Innovations at the table are rebuilding community and creating models for innovation across a wide range of disciplines.
The Feast Conference brings together some of the world’s greatest innovators from across industries and society to empower, inspire and engage each other in world-shaking change. So, when asked to be the dinner lead, I jumped at the opportunity to help curate an event that used food as a medium for ideation and change. My hope was to use the disruptive momentum of the food movement to further the conversation.
This past weekend the New York Times released it’s annual food issue. This year’s focus: Eating together: How the food revolution–from farm to table–is really a story about seeding and savoring communities. Two articles particularly underscore what the Feast Feast is all about.
Pie + Design = Change, highlights PieLab, a pie shop that was created to provide the historically segregated community of Greensoboro, Alabamba with a neutral space for conversation and connections. The business is the brainchild of fourteen designers as part of the John Bielenberg’s “design for good” movement project, Project M.
PieLab is part of a growing social entrepreneurial movement that uses food initiatives to foster social change. For them, food is more than just sustenance. For them, when combined with design, food is the impetus for breaking down barriers and creating change.
I was struck by the following quote from Project M member Megan Deal:
We realized that we couldn’t solve global warming. And we couldn’t fix the plummeting economy. Before pie came to us, we were kind of paralyzed.
I am guessing that many of you have suffered from this kind of paralysis at one point or another. Social change is NOT easy. However, when we begin to think collaboratively and outside the box- small change somehow becomes more manageable.
Food editor Christine Muhlke’s article, Growing together: How the food movement jumped the plate, focused on the evolution of her writing about American farmers and food artisans. Christine’s Field Report column was initially focused on understanding the stories of the individuals whose ingredients were inspiring chefs to create memorable dishes. Overtime, however, she realized that her column has evolved and is increasingly focused on the food communities that have emerged from the “Do It Ourselves” food movement.

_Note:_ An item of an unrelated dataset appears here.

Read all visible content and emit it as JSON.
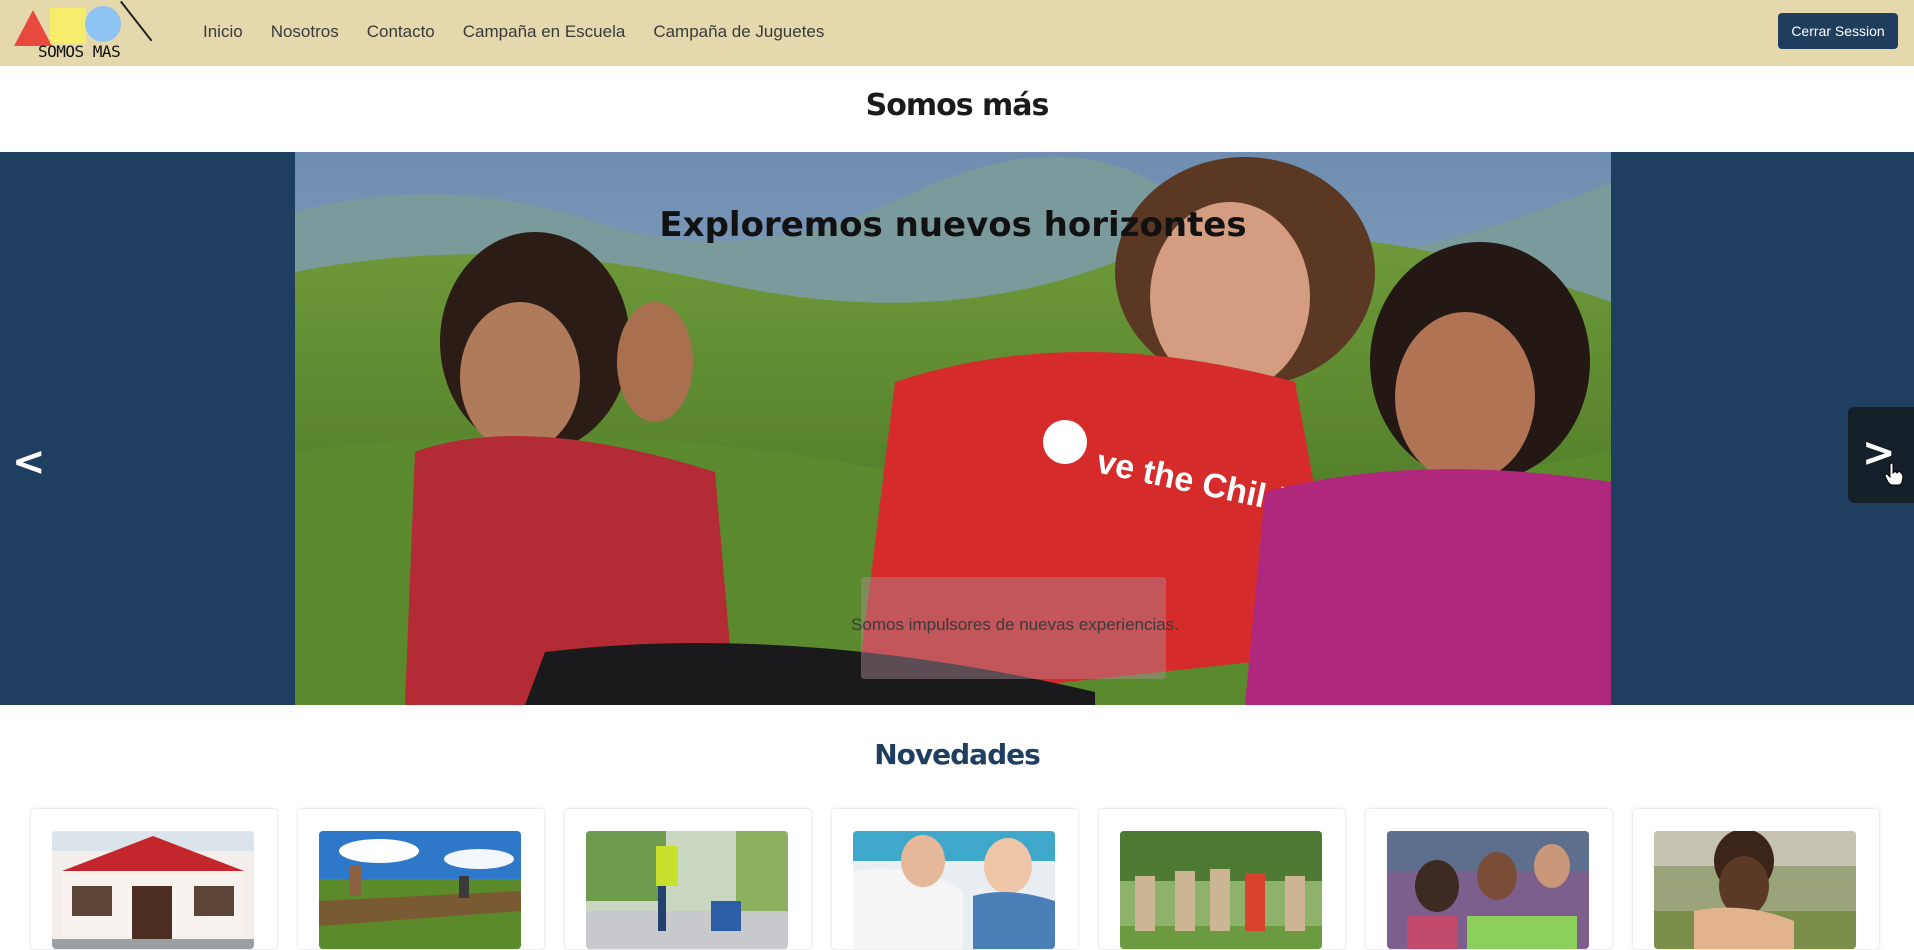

The same rings true for this dinner. By attending you become part of an intricate network of designers, politicians, entrepreneurs, artisans, farmers, chefs, architects, and more. We become a community.
So, I hope you are ready for your taste-buds and mind to be tantalized! Get ready to feast on some deliciously incredible stories.
One last note, I owe a very special thanks to my mentors Claire Hartten and Ben Walmer, who continue to teach and inspire me through the thought-provoking culinary experiences they curate.